Costume design not only gives actors a sartorial tool. It’s also a way for audiences to identify with a film based on real events – but because the people portrayed actually lived or still live, the clothes need to reflect a certain period. British costume designer Joanna Johnston, who worked on the Steven Spielberg-directed and Oscar-nominated Lincoln, knows this only too well: “It’s an honour to do it right as I know relatives will see the film, people who actually know what looked like. Throughout the research process we looked at photos from that time and then translated it into costumes. It needs to be true and appropriate.”


Above: Piero Tosi
Photography: Laura Sciacovelli


Above: Michael Kaplan
Photography: Dean Kaufman

The Lincoln era of the 1860s is a kind epoch for costume designers, with plenty of characteristics and intricate details to play with. “I was very drawn to the cuts of the clothes; the sleeves on the men’s coats were cut in a curve that made them swell out in the middle of the sleeve. It was more formal back then; men wore waistcoats and interesting neckwear. Lincoln himself wasn’t interested in clothes but one of my favourite details is the lining of his hat – it was made out of a red Moroccan leather,” says Johnston.As with so many other aspects of filmmaking, preparation is key. “It’s imperative that you base your design on thorough research and never forget that it has to complement the aesthetic of the whole film. Only when an audience believes the film can they truly enjoy it,” says Taylor.

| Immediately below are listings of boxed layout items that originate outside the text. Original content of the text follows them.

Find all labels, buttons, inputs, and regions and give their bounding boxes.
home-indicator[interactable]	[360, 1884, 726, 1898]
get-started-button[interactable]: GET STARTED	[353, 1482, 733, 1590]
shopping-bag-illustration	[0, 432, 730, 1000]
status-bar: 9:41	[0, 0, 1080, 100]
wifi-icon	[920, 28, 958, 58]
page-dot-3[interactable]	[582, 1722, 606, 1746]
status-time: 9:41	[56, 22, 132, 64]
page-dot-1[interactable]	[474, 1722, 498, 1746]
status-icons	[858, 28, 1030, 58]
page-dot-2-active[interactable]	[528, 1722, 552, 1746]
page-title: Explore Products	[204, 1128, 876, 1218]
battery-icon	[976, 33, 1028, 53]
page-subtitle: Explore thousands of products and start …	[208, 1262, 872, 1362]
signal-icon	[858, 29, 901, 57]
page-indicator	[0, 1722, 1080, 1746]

Another crucial phase is fitting sessions with the actors. “It needs to feel like the person I’m creating,” states Bridges. “For There Will Be Blood we had seven-hour fittings with Daniel Day-Lewis. It’s a demanding time for everyone involved. There’s a magic moment in a fitting when the third person emerges: the character. It’s the eureka moment everyone’s waiting for,” he says. According to Piero Tosi, the legendary costume designer of Bellissima, The Leopard and Death in Venice, not much has changed over the years: “The method is always the same: research, deep knowledge and understanding of the characters as well as the historical period and settings of the movie. Hollywood’s costume design was fabulous in the 30s and 40s. They didn’t care about fashion and never really followed trends, but always managed to create their own, very typical style… their own world.”

One of the most challenging jobs in costume design is creating a wardrobe for sci-fi films: the costume designer, together with the director, must build a whole new universe from scratch. Michael Kaplan, who got his break working in the wardrobe department for The Sonny & Cher Show, created the look for Ridley Scott’s Blade Runner. “All other designers thought of space suits for its futuristic theme. But to me, the script read as a Humphrey Bogart movie, like film noir. It had an atmosphere of the old Hollywood about it – a Sam Spade feeling – so I gave the film a 1930s and 40s silhouette. We used details from the past instead of the future, changing them to give them a futuristic edge. That’s why Blade Runner had an odd and strange silhouette: it evoked feelings of a period drama but took you to a new place,” Kaplan remembers.


Above: Richard Taylor
Photography: Russell Kleyn


Above: Mary Zophres
Photography: Amanda Marsalis

Mary Zophres, a long-time collaborator with Joel and Ethan Coen, has managed to create her own sartorial calling card. Nine Cohen films in, her most recognisable character is arguably The Dude in The Big Lebowski. “We prep in both verbal and visual ways – it’s a collaborative medium. A Coen script is very evocative in that you automatically picture what the characters will look like when reading it,” Zophres says. For her, The Dude’s appearance was summed up when the script described him as “terminally relaxed”.

“Jeff character lived in the Venice area of Los Angeles, and it doesn’t get much more laid-back than that. I bought all his clothes – slouchy knits, trousers with elasticated waists – in local thrift shops. It was important to maintain that beach vibe,” she recalls. The film’s most iconic scene, when The Dude walks into a supermarket and pays for a carton of milk with a cheque, shows how costume design can hammer home the point: “Jeff was wearing a T-shirt and shorts but for that scene I made him wear a bathrobe on top – they don’t call him The Dude for nothing.”